How Untrained Workers Can Reduce Productivy And Jeoparise Safety

Date posted: September 12, 2016

How would you feel about finding yourself in the hands of an untrained person when you need dental treatment or a complicated medical procedure? Most likely, you would have very serious doubts about the success of the end result, not to mention the unpleasant experience you would have getting there.

Don’t Cut Costs by Using Untrained Workers

Why, then, is using untrained people in other industries frequently considered to be acceptable as a cost-cutting measure? Untrained means unqualified and inexperienced, but still some companies persist with this recruitment strategy without considering the implications for safety or productivity.

None of this is the fault of the untrained worker, by the way. People want to work to improve their lifestyle and gain skills to further their career prospects. The fault is with the companies that place them in roles they are unable to handle, without offering them the training they need to be competent at what they are required to do.

Work Accidents More Likely to Involve Untrained Workers

Not only does this attitude rob the person of an opportunity to learn new skills and be an asset to the business, but it also diminishes the skills base of the whole industry. It also exposes the worker and the company to enormous safety risks. A major work accident almost always causes significant production delays, damaged equipment and, worst of all, injury or even death to the hapless worker, work colleagues or even members of the public.

We feel very strongly about this at Reay Services Group. Our business is based on fair dealing, employing qualified and experienced staff, having efficient quality and safety systems in place and always keeping the needs of our clients in mind in any of our processes.

Time Spent Training is Production Time Saved

We do not support the counter argument that taking the time to train workers is not productive. Untrained workers might be able to start work immediately, but they take up the time of supervisors and their work colleagues, asking questions, seeking advice and spending time looking for tools and equipment when, with a little instruction, they could have been doing the job.

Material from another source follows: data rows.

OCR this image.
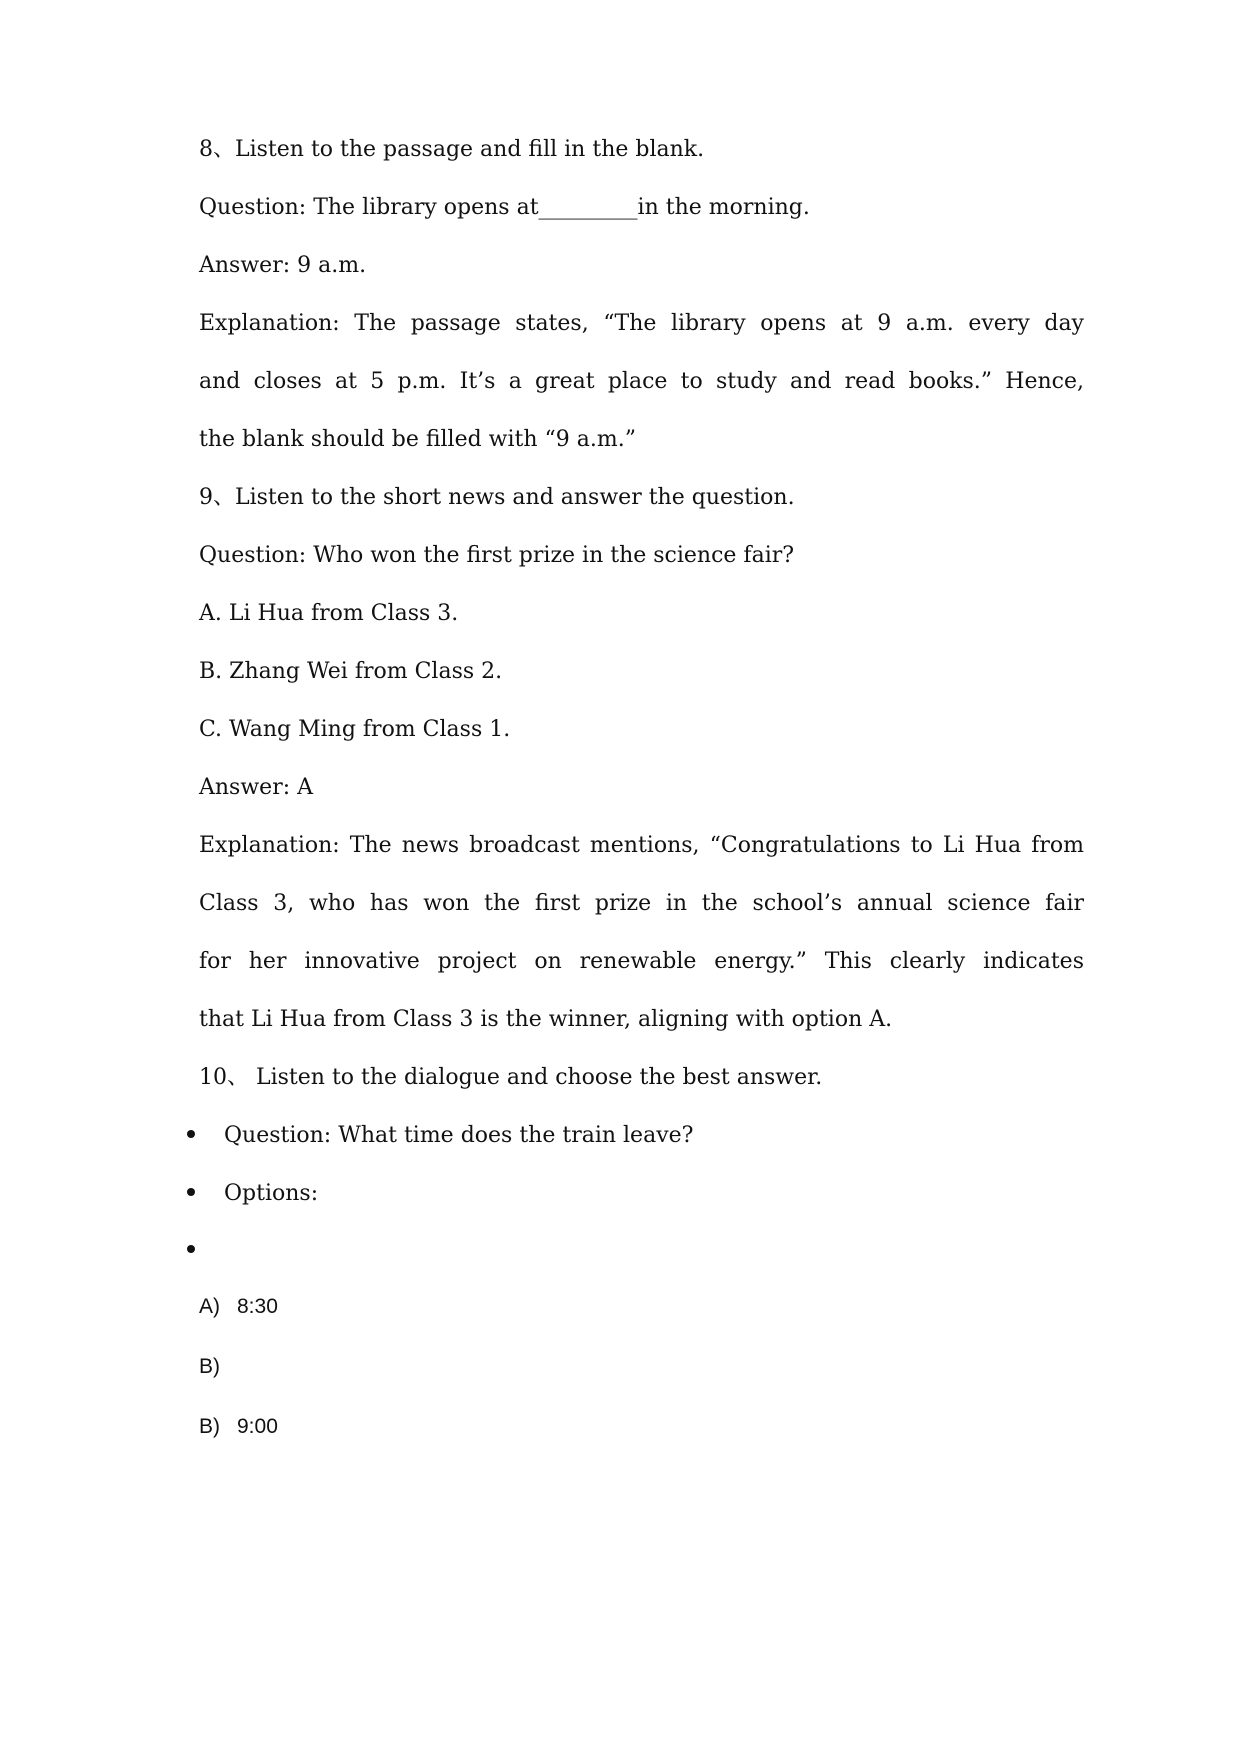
8、Listen to the passage and fill in the blank.
Question: The library opens at_________in the morning.
Answer: 9 a.m.
Explanation: The passage states, “The library opens at 9 a.m. every day
and closes at 5 p.m. It’s a great place to study and read books.” Hence,
the blank should be filled with “9 a.m.”
9、Listen to the short news and answer the question.
Question: Who won the first prize in the science fair?
A. Li Hua from Class 3.
B. Zhang Wei from Class 2.
C. Wang Ming from Class 1.
Answer: A
Explanation: The news broadcast mentions, “Congratulations to Li Hua from
Class 3, who has won the first prize in the school’s annual science fair
for her innovative project on renewable energy.” This clearly indicates
that Li Hua from Class 3 is the winner, aligning with option A.
10、 Listen to the dialogue and choose the best answer.
Question: What time does the train leave?
Options:
A) 8:30
B)
B) 9:00
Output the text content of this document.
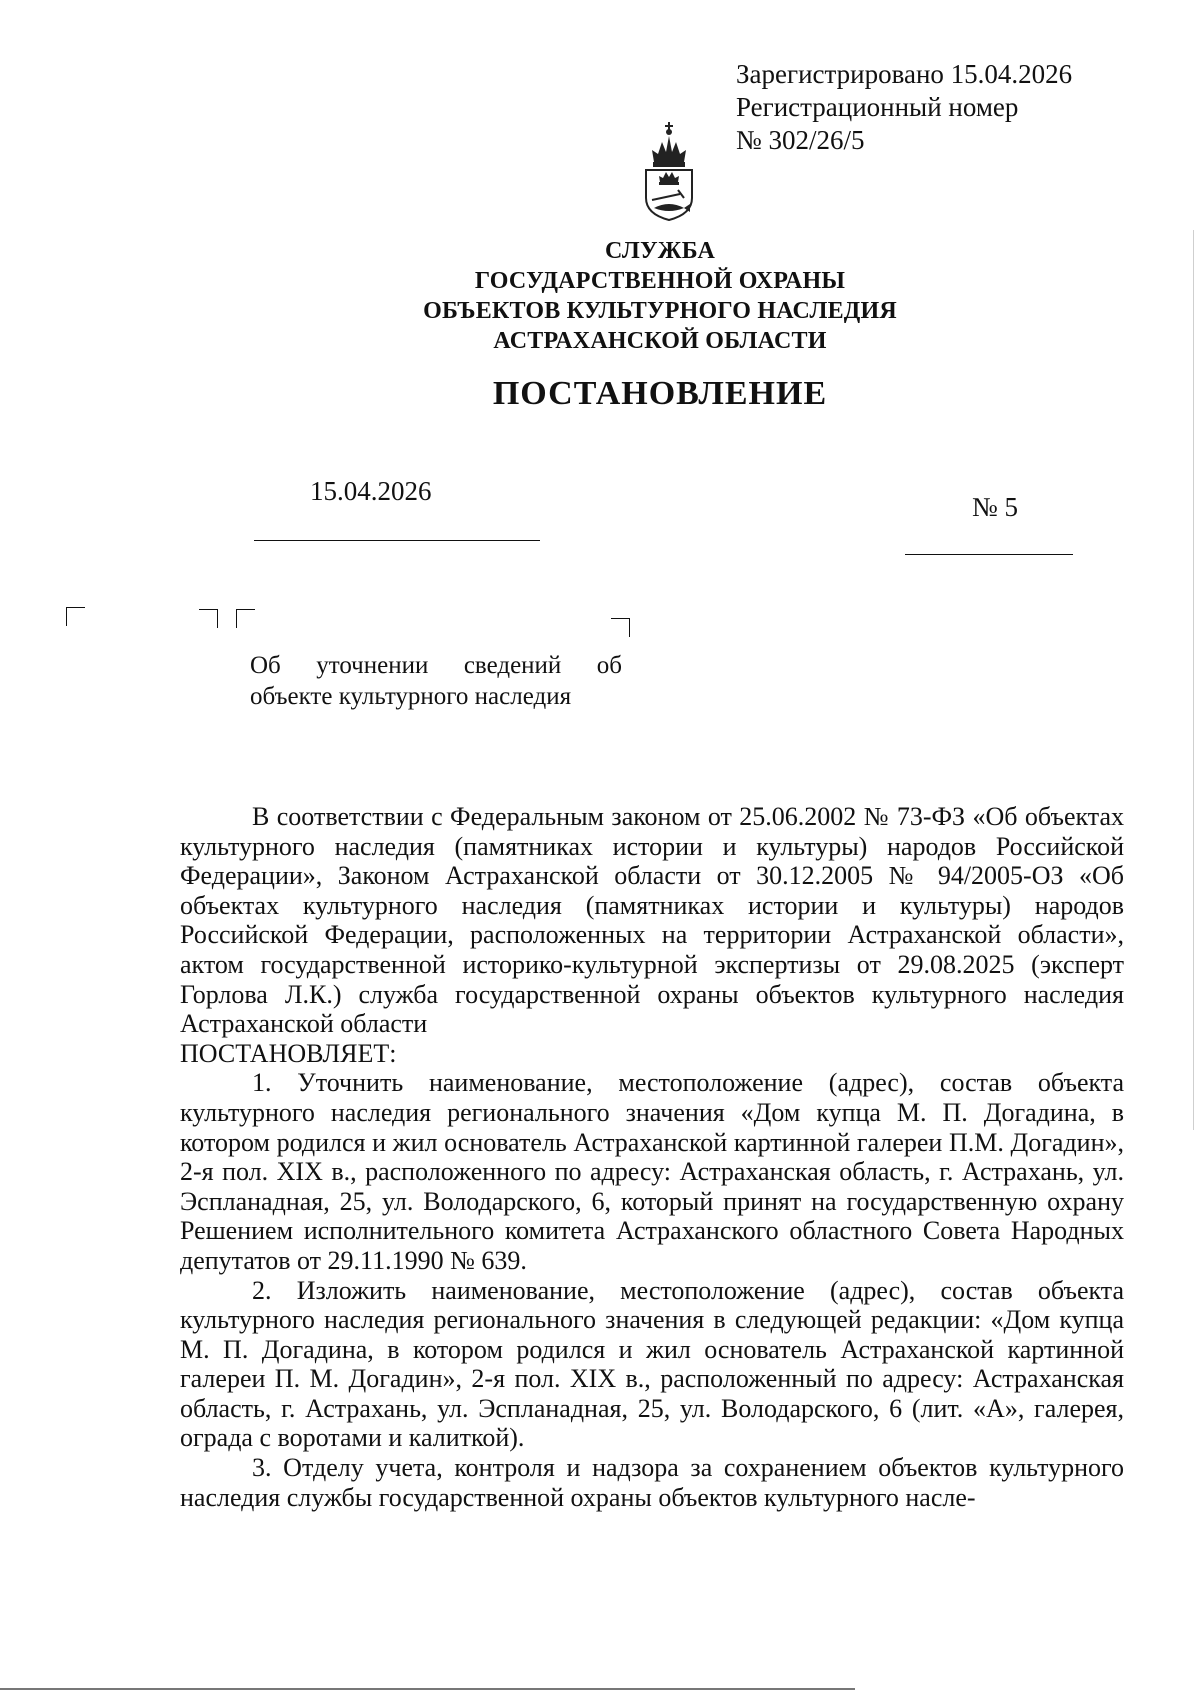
Зарегистрировано 15.04.2026
Регистрационный номер
№ 302/26/5
СЛУЖБА
ГОСУДАРСТВЕННОЙ ОХРАНЫ
ОБЪЕКТОВ КУЛЬТУРНОГО НАСЛЕДИЯ
АСТРАХАНСКОЙ ОБЛАСТИ
ПОСТАНОВЛЕНИЕ
15.04.2026
№ 5
Об уточнении сведений об объекте культурного наследия

В соответствии с Федеральным законом от 25.06.2002 № 73-ФЗ «Об объектах культурного наследия (памятниках истории и культуры) народов Российской Федерации», Законом Астраханской области от 30.12.2005 № 94/2005-ОЗ «Об объектах культурного наследия (памятниках истории и культуры) народов Российской Федерации, расположенных на территории Астраханской области», актом государственной историко-культурной экспертизы от 29.08.2025 (эксперт Горлова Л.К.) служба государственной охраны объектов культурного наследия Астраханской области

ПОСТАНОВЛЯЕТ:

1. Уточнить наименование, местоположение (адрес), состав объекта культурного наследия регионального значения «Дом купца М. П. Догадина, в котором родился и жил основатель Астраханской картинной галереи П.М. Догадин», 2-я пол. XIX в., расположенного по адресу: Астраханская область, г. Астрахань, ул. Эспланадная, 25, ул. Володарского, 6, который принят на государственную охрану Решением исполнительного комитета Астраханского областного Совета Народных депутатов от 29.11.1990 № 639.

2. Изложить наименование, местоположение (адрес), состав объекта культурного наследия регионального значения в следующей редакции: «Дом купца М. П. Догадина, в котором родился и жил основатель Астраханской картинной галереи П. М. Догадин», 2-я пол. XIX в., расположенный по адресу: Астраханская область, г. Астрахань, ул. Эспланадная, 25, ул. Володарского, 6 (лит. «А», галерея, ограда с воротами и калиткой).

3. Отделу учета, контроля и надзора за сохранением объектов культурного наследия службы государственной охраны объектов культурного насле-
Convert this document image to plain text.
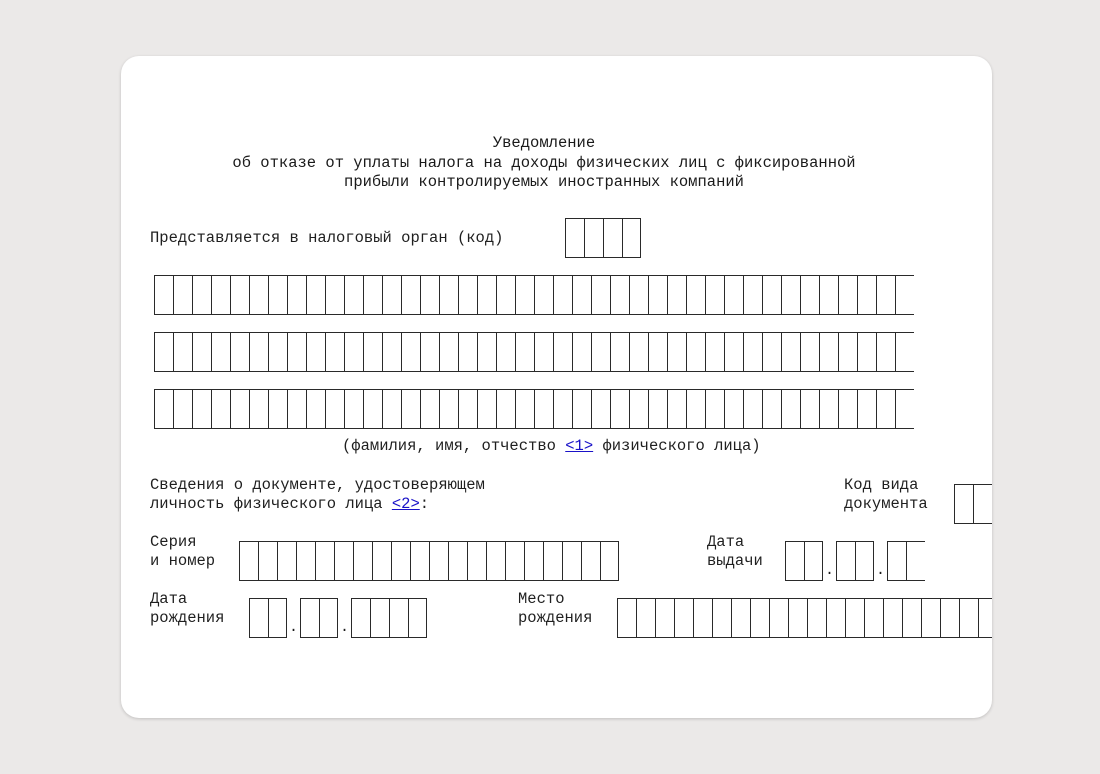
Уведомление
об отказе от уплаты налога на доходы физических лиц с фиксированной
прибыли контролируемых иностранных компаний
Представляется в налоговый орган (код)
(фамилия, имя, отчество <1> физического лица)
Сведения о документе, удостоверяющем
личность физического лица <2>:
Код вида
документа
Серия
и номер
Дата
выдачи
.	.
Дата
рождения
.	.
Место
рождения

Give a Person an Opportunity and be Repaid in Kind

Another old argument against providing on-the-job training is that the workers, once they have the skills they need, can then look around for a better job somewhere else. Statistics do not support this argument at all. In fact, most people who have been offered a chance to learn something new by their employer repay them with loyalty, a solid work ethic and speak well of the company outside of work.

Many employers have similar views to ours, and it is these employers who are providing opportunities and training that will keep a skilled workforce in the industry and help build its future. The others are opportunists who will fall by the wayside when times are tough.